One of the few positive counterexamples discussed was the Hungarian minority party RMDSZ in Romania, which has introduced internal rules for women’s representation and invested in women’s structures and training. This shows that where rules, resources and safe political spaces exist, minority women do step forward.

Across contexts, similar everyday barriers came up: unpaid care responsibilities and time poverty, lower self-confidence, a lack of mentoring and recognition of voluntary community work and the outmigration of young women from minority regions. Many participants pointed out that minority women are very active in cultural life, education and civil society, but that this engagement does not automatically lead to positions where real decisions are made. Youth organisations and local initiatives were presented as ways to build a new generation of leaders, but their impact remains limited if party and institutional structures do not open up.

The conference also highlighted how minority women are already organising to change these structures from within. Organisations such as MENŐK in Hungary and the RMDSZ Women’s Organisation in Romania presented long-term work on leadership training, mentoring, community-based programmes and campaigns against violence. Their experiences show that strong women’s organisations, backed by political will and resources, can have a concrete impact: more women in local councils, more women in party leadership and legal reforms that address violence and discrimination. For many participants, these examples confirmed that change is possible, but requires strategic, long-term investment rather than isolated projects.

In a final workshop, the participants worked on practical measures to increase the participation and visibility of minority women in politics and public life. They agreed that the first precondition for any engagement is that women feel safe, secure and personally independent, legally, socially and economically. Beyond that, they identified tools that can be adapted in different contexts: training-of-trainers programmes and structured course networks, stronger links between minority women’s organisations across borders, after-school programmes for teenagers in minority communities, outreach in rural areas, political cafés and role-model meetings, and targeted training in public speaking and media work. Initiatives were seen as most effective when they are based on concrete needs and interests and when equality is embedded in everyday professional and community work rather than treated as a niche topic.

Digitalisation and social media were described as a key battlefield for the coming years. The participants expressed concern about online misogyny and anti-gender movements that shape attitudes, including among young people in minority communities, but also pointed to the potential of digital tools for awareness-raising, networking and education if minority women have the necessary skills and support. Early democratic and gender equality education for girls from national minorities, in schools and through non-formal education, was seen as crucial for building sustainable participation and leadership.

A thematic visit to the exhibition “Heavy Fabric. Women – Traditional Costume – Life Stories” at the Museum of Ethnography in Budapest added a cultural layer to the discussions, showing how women’s roles and identities have changed over time and how they are reflected in material culture. Throughout the three days, the conference combined input from European institutions and experts with concrete experiences from minority communities, bringing together standards, data, policies and grassroots practices.
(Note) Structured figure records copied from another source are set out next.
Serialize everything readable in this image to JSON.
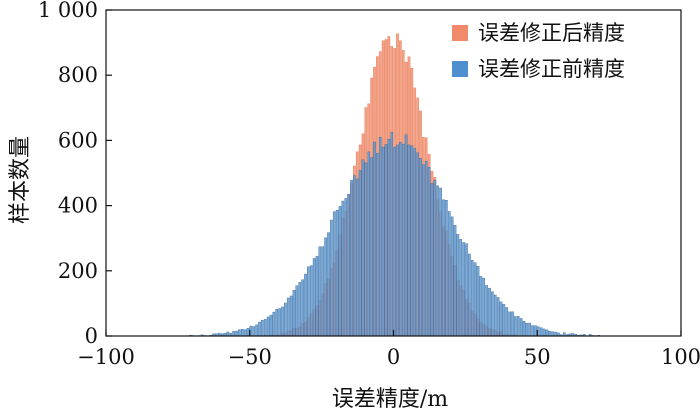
{
  "chart_data": {
    "type": "bar",
    "xlabel": "误差精度/m",
    "ylabel": "样本数量",
    "xlim": [
      -100,
      100
    ],
    "ylim": [
      0,
      1000
    ],
    "x_ticks": [
      "−100",
      "−50",
      "0",
      "50",
      "100"
    ],
    "y_ticks": [
      "0",
      "200",
      "400",
      "600",
      "800",
      "1 000"
    ],
    "legend_position": "top-right",
    "bin_width": 1,
    "series": [
      {
        "name": "误差修正后精度",
        "color": "#f08a6a",
        "distribution": "gaussian",
        "mean": 0,
        "std": 12.5,
        "x_range": [
          -45,
          45
        ],
        "peak": 915,
        "approx_total": 28000
      },
      {
        "name": "误差修正前精度",
        "color": "#4f8fcf",
        "distribution": "gaussian",
        "mean": 0,
        "std": 20.0,
        "x_range": [
          -72,
          72
        ],
        "peak": 610,
        "approx_total": 29000
      }
    ]
  }
}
For FUEN and the Women of Minorities project, the outcome of the conference is both a mandate and a roadmap. The analyses, examples and proposals collected in Budapest will serve as a reference for future activities. The next step is to translate them into concrete actions in cooperation with member organisations, women’s networks and institutional partners at local, national and European level. The aim is clear: that women belonging to national minorities are not only present in political and public life, but able to influence decisions and shape the future of their communities on an equal footing.